Everything you need to know about Wanaka is contained in the two words 'no bookshop'. There are four ski shops and five tourist shops and a million holiday homes and a supermarket that is empty until the ski fields close whereafter it is jammed with approximately equal numbers of young adults and security staff.

We have been skiing. My wife, that is, and the children. I have yet to grasp the attraction of standing on two planks of wood at the top of a slippery mountain and accelerating at up to 16.08 feet per second per second (depending on slope) with no brakes whatever. The latest fashion is snow-boarding, Sam the Scotchman assures me, which is to stand on a single plank about the size of a wardrobe door, which must even further limit one's prospect of a controlled stop. One cannot apply excess toe-in, balanced on a door.

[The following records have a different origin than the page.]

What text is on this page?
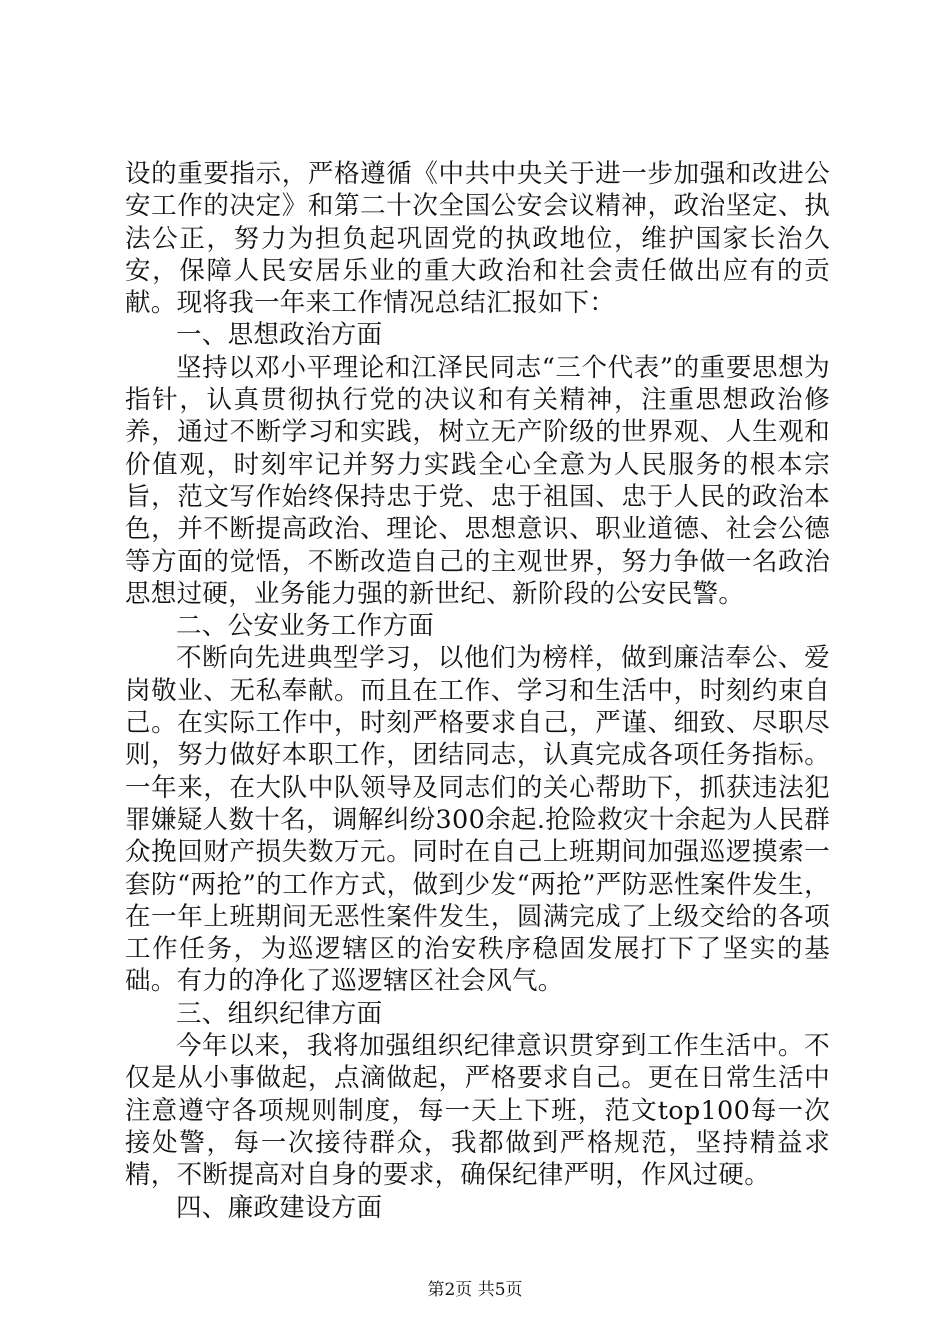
设的重要指示，严格遵循《中共中央关于进一步加强和改进公安工作的决定》和第二十次全国公安会议精神，政治坚定、执法公正，努力为担负起巩固党的执政地位，维护国家长治久安，保障人民安居乐业的重大政治和社会责任做出应有的贡献。现将我一年来工作情况总结汇报如下：

一、思想政治方面

坚持以邓小平理论和江泽民同志“三个代表”的重要思想为指针，认真贯彻执行党的决议和有关精神，注重思想政治修养，通过不断学习和实践，树立无产阶级的世界观、人生观和价值观，时刻牢记并努力实践全心全意为人民服务的根本宗旨，范文写作始终保持忠于党、忠于祖国、忠于人民的政治本色，并不断提高政治、理论、思想意识、职业道德、社会公德等方面的觉悟，不断改造自己的主观世界，努力争做一名政治思想过硬，业务能力强的新世纪、新阶段的公安民警。

二、公安业务工作方面

不断向先进典型学习，以他们为榜样，做到廉洁奉公、爱岗敬业、无私奉献。而且在工作、学习和生活中，时刻约束自己。在实际工作中，时刻严格要求自己，严谨、细致、尽职尽则，努力做好本职工作，团结同志，认真完成各项任务指标。一年来，在大队中队领导及同志们的关心帮助下，抓获违法犯罪嫌疑人数十名，调解纠纷300余起.抢险救灾十余起为人民群众挽回财产损失数万元。同时在自己上班期间加强巡逻摸索一套防“两抢”的工作方式，做到少发“两抢”严防恶性案件发生，在一年上班期间无恶性案件发生，圆满完成了上级交给的各项工作任务，为巡逻辖区的治安秩序稳固发展打下了坚实的基础。有力的净化了巡逻辖区社会风气。

三、组织纪律方面

今年以来，我将加强组织纪律意识贯穿到工作生活中。不仅是从小事做起，点滴做起，严格要求自己。更在日常生活中注意遵守各项规则制度，每一天上下班，范文top100每一次接处警，每一次接待群众，我都做到严格规范，坚持精益求精，不断提高对自身的要求，确保纪律严明，作风过硬。

四、廉政建设方面

第2页 共5页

I did not ski, but rather cycled and on Monday a Spitfire pilot put on an aerial display for me and on Wednesday there was a rather agreeable earthquake which for a minute made the cottage sway as if it were a small dinghy splashing around in the surf, and on Friday I found a Historic Site on the Cardrona road. There are brown road signs in New Zealand that say Historic Site on them and when you're on a bike you stop and have a look, and on this occasion I found that Robert Studholme tended a tree nursery opposite here. It was established in 1879 and the last trees were felled about 1960. (I like history. I was so excited I copied it down.)



Now because you happen to know that I am a persistent liar you are going to say that I am fibbing on all three counts but the first two are on Ye Olde Internette so they must be true






and the last one isn't so you'll just have to cycle up the Cardrona road yourself and see.




The kettle in the cottage, if this is of interest, was a Breville Model SK60B and it leaked so badly that the base stood on a folded towel. The base bore the printed message Please note that some condensed moisture may gather on the base after the kettle has boiled. This is part of the normal workings of the kettle and does not indicate a fault with the product. As the children, weeping with laughter said, 'Yeah, right.'

On the way there we stayed with Mr Knight and he took us to a secret place he has researched where 14 steam engines were tipped into a river bank to stop the water undermining the railway and I'm not going to tell you where it is because I'm cruel, and on the way back we also stopped with Mr Knight where my children asked his children to say 'Ni' whereupon they told them that they were the Knights who say Ni which caused much delight among the cognoscenti and total bafflement to everyone else.




Mr Knight guided us through the mysteries of the Tour because he has a television and knows what's going on and we don't, and I admired his latest Italian racer, a fully-Campag equipped Coppi, and I am forbidden to broadcast how many bicycles he now owns for fear of alerting his wife. All his bicycles are pristine concours specimens and all of them are red, so he occasionally smuggles new ones in when she isn't paying attention. Mrs Knight told us of the struggles she has learning Maori, where one Maori teacher instructs exact pronunciation and a later Maori teacher disputes the pronunciation telling her there's no point learning it if you get the pronunciation wrong which I fear had us all saying 'Yeah, right' again. One might start by inviting the two Maori teachers to travel to England and ask natives of, say, Newcastle-on-Tyne, Huddersfield, King's Lynn and Brixton to pronounce - well, anything at all actually - and then discuss which is 'correct' English. Funnily enough I have found several copies of Simeon Potter's Our Language in New Zealand bookshops where I never found a single copy in England.